Décidément, il n’est plus possible d’ouvrir la bouche sans se faire taxer de racisme, d’homophobie, de sexisme, de provocateur public.
Un propos vulgaire de Berlusconi se bornant à afficher sa préférence comme amateur de jeunes femmes plutôt que gay se transforme en stigmatisation de la communauté homosexuelle !
Une parole de Guerlain ironisant sur une prétendue paresse des africains, devient une atteinte intolérable au souvenir de la traite négrière !
Une allusion au non-sens de la parité homme-femme et vous voilà machiste à tout jamais !
Un commentaire sur l’inflation devient une injure à Rachida Dati ! Une pancarte avec l’inscription « casse-toi pauvre con » et c’est le chef d’état qui est insulté !

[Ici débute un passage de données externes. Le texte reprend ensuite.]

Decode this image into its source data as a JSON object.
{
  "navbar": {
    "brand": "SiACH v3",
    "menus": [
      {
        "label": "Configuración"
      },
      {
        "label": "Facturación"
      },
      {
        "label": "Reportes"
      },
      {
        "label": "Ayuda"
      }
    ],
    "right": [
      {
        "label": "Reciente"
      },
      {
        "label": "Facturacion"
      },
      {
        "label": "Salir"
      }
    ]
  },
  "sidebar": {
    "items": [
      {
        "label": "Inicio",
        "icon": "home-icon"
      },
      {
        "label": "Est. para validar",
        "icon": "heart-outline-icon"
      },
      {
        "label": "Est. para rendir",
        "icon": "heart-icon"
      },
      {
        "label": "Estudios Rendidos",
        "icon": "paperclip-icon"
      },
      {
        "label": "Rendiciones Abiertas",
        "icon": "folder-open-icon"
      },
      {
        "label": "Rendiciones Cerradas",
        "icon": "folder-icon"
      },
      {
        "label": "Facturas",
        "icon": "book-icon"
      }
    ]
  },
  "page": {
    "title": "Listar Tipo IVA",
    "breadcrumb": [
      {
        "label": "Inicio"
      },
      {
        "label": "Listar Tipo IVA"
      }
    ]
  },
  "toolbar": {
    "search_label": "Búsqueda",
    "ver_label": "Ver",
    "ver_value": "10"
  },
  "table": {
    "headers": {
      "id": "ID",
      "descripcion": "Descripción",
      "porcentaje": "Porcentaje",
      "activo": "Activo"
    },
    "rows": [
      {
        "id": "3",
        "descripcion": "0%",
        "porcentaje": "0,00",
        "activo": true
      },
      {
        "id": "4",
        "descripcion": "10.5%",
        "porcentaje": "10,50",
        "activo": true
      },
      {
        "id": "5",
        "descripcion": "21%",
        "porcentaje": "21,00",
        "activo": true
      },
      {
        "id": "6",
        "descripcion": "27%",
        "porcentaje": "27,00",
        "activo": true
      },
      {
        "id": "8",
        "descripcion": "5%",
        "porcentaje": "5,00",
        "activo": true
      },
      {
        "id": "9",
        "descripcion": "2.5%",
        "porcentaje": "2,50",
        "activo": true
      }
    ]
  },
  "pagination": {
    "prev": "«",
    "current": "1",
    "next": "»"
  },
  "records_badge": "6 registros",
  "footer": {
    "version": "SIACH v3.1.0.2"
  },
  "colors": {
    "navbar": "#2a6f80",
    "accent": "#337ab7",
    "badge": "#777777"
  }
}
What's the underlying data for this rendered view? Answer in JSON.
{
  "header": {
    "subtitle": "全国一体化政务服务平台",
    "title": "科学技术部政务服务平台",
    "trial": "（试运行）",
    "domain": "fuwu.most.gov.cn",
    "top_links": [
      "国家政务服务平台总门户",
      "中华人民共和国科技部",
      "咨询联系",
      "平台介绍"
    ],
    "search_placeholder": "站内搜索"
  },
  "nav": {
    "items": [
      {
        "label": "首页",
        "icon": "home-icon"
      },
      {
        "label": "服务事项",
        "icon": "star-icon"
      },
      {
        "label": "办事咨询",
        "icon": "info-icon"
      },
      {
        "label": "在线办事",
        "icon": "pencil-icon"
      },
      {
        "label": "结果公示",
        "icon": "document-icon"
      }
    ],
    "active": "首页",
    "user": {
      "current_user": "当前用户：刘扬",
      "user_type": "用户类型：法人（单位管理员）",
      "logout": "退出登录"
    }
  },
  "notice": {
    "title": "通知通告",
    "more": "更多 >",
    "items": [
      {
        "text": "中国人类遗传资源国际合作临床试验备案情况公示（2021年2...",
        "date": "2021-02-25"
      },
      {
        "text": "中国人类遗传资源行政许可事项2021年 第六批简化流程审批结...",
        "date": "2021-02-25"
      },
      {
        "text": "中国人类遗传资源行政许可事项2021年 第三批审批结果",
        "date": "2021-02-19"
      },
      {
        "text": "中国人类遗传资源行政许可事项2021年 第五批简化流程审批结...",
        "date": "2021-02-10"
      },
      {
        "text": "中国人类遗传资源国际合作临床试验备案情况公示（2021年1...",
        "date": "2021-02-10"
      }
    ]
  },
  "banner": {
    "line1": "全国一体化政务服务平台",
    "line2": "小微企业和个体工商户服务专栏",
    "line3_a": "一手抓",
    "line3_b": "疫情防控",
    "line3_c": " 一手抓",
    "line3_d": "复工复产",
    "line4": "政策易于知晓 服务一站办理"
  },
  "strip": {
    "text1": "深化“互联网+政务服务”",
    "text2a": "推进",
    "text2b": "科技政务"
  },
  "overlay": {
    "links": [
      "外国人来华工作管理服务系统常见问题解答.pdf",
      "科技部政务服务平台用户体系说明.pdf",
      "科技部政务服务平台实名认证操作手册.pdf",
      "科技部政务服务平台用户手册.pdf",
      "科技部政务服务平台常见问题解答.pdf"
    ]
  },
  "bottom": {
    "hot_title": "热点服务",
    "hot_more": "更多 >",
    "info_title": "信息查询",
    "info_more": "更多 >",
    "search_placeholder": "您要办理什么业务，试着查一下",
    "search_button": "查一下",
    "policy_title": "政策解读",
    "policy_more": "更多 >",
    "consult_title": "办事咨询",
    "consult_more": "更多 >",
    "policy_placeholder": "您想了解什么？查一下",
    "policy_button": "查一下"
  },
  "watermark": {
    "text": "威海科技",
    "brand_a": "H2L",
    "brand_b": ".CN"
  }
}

Incroyable main-mise d’un nouvel ordre moral sur n’importe quel propos. Ce n’est plus l’injure qui est traquée, mais l’injure qui aurait pu être dite, le sous-entendu que l’on n’a pas entendu mais que l’on aurait pu entendre, la pensée nausébonde qui aurait pu s’exprimer mais que l’on a reniflée. La cause est entendue dès que quelques pauvres mots se sont échappés malencontreusement : ils sont significatifs d’une pensée déshonnête, ils sont inexcusables sans que soit recherché un contexte, l’intention est coupable, le balbutiement est sacrilège. Les tenants de l’ordre sont aux aguets : eux savent décrypter au premier mot, la pensée coupable sous-jacente. Les thuriféraires de toutes les mémoires sont investis de la mission sacrée de pourchasser non seulement ceux qui les insultent , mais aussi ceux qui auraient pu penser les insulter. Une seule voix clame partout qu’il faut extirper les « mauvaises pensées » de nos esprits.
Hier, en voyant le petit film « Crainquebille » adapté du roman d’Anatole France, j’ai été ému par le sort misérable de ce pauvre vendeur de maraichage entraîné dans un malheur sans fin pour avoir un moment pensé « mort aux vaches » , sans le dire, devant un représentant de la loi. La critique d’Anatole France de la bêtise humaine, acoquinée d’un zeste de méchanceté toujours camouflé dans un carcan de règles, de droits, de bonne conscience , reste sans conteste d’actualité. Une programmation d’une rare pertinence.